Test-tube hamburger - the solution to global food shortages?
The first test-tube hamburger is only a year away and it is being developed in the Netherlands.
Meat produced in a laboratory is being hailed as a possible solution to global food shortages. But what are its chances of catching on with consumers?
The world population is rocketing and, with it, the demand for meat. Soon there won't be enough livestock to satisfy demand. Now, scientists at Maastricht University have come up with a technique to produce test-tube hamburgers (see diagram):
1. Muscle tissue is taken from a cow
2. The stem cells are removed
3. The stem cells multiply more than one billion times
4. The new muscle tissue is processed into a hamburger
This process takes up to six weeks. "That's how long the cells need to multiply," explains project leader Mark Post. "So you can't decide in the morning that you want to eat meat and have a steak ready by the evening."
Professor Post thinks the first test-tube hamburger will be a reality in a year's time. But will it taste good?
"Yes, of course that's the intention: the hamburger is meant for consumption. So it has to look and taste the same as the ‘real' thing. We want to show the world that it's possible to market this. We're aware that there's still a lot of scepticism about the technology."
The Dutch government has invested heavily in the test-tube hamburger, which has so far cost 250,000 euros to develop. "So it's a real Big Whopper!" The Netherlands is well ahead of the international field in this area of research.
It is hoped that the commercial sector will take over in the long term. "A lot of investment and work is needed, but within ten, twenty years, the meat can go into production."
Test-tube meat (not just beef, but also chicken and lamb) could help solve global food shortages. But, Professor Post points out other advantages: animals wouldn't have to be slaughtered or housed, savings would be made in energy costs, and CO2 emissions would be reduced.
Meat substitutes such as soya products have never caught on. Will people be prepared to eat artificially produced meat? Professor Post:
"I also had to get used to the idea that the product isn't entirely natural or the result of simple technology such as livestock farming. But that's nothing new: cheese also comes mainly from factories nowadays. At the end of the day, it's all about a change of mindset. But people can adapt."
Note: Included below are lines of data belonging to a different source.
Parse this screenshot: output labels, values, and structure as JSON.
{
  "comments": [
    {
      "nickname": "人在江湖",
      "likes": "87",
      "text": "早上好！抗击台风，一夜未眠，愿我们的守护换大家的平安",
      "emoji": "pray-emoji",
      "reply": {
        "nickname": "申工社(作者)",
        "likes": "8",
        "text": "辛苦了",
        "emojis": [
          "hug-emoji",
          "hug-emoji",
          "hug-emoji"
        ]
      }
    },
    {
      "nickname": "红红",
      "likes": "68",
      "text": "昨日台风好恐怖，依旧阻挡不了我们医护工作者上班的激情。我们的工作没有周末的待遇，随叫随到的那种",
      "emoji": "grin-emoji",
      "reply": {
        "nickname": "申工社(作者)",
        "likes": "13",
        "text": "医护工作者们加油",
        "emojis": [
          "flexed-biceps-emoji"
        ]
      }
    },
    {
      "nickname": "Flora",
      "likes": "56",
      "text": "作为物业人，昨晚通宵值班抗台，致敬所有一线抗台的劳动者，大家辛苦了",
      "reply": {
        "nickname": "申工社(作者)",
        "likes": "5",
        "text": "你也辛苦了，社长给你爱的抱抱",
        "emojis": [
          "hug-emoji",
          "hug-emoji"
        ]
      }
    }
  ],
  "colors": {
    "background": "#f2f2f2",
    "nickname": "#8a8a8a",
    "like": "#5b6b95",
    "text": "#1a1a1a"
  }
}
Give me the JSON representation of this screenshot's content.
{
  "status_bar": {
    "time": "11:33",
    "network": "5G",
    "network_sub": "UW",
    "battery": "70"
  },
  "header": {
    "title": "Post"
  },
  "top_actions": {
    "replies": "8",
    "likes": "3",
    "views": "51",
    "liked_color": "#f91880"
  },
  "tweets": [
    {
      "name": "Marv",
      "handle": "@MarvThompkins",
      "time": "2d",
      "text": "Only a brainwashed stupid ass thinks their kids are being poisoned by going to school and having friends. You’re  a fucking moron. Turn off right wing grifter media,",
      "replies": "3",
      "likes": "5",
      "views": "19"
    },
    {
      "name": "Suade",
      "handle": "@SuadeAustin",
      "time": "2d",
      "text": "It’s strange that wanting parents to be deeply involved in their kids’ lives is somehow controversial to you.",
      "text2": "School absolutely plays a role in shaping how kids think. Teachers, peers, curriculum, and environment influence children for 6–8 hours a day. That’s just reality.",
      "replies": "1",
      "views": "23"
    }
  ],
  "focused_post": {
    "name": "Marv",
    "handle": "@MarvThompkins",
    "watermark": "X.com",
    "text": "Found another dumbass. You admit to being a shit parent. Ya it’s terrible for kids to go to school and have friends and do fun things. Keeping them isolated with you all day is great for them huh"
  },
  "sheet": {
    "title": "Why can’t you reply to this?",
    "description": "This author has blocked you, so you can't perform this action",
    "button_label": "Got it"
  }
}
Dé van de Riet from the Commodity Board for Livestock, Meat and Eggs (PVE) is not so sure about this:
"There's a lot of opposition to anything to do with genetics or meddling with nature. Scientists can invent all sorts of things, but actually getting people to buy them, that's entirely another thing. The trend is: authentic, regional, genuine. You know where it comes from, preferably from a local farmer and butcher - and no additives. These are the food trends, and they're completely opposite to meddling with animal products."
People are against messing around with the food they put into their mouths. But, according to Prof Post, the huge growth of the world population means cultivated meat is the only choice we have left.
"If we can eventually make not only hamburgers and sausages, but also pork chops and steak, I think test-tube meat production will replace current methods. But of course, you'll always be able to buy natural meat as a delicacy."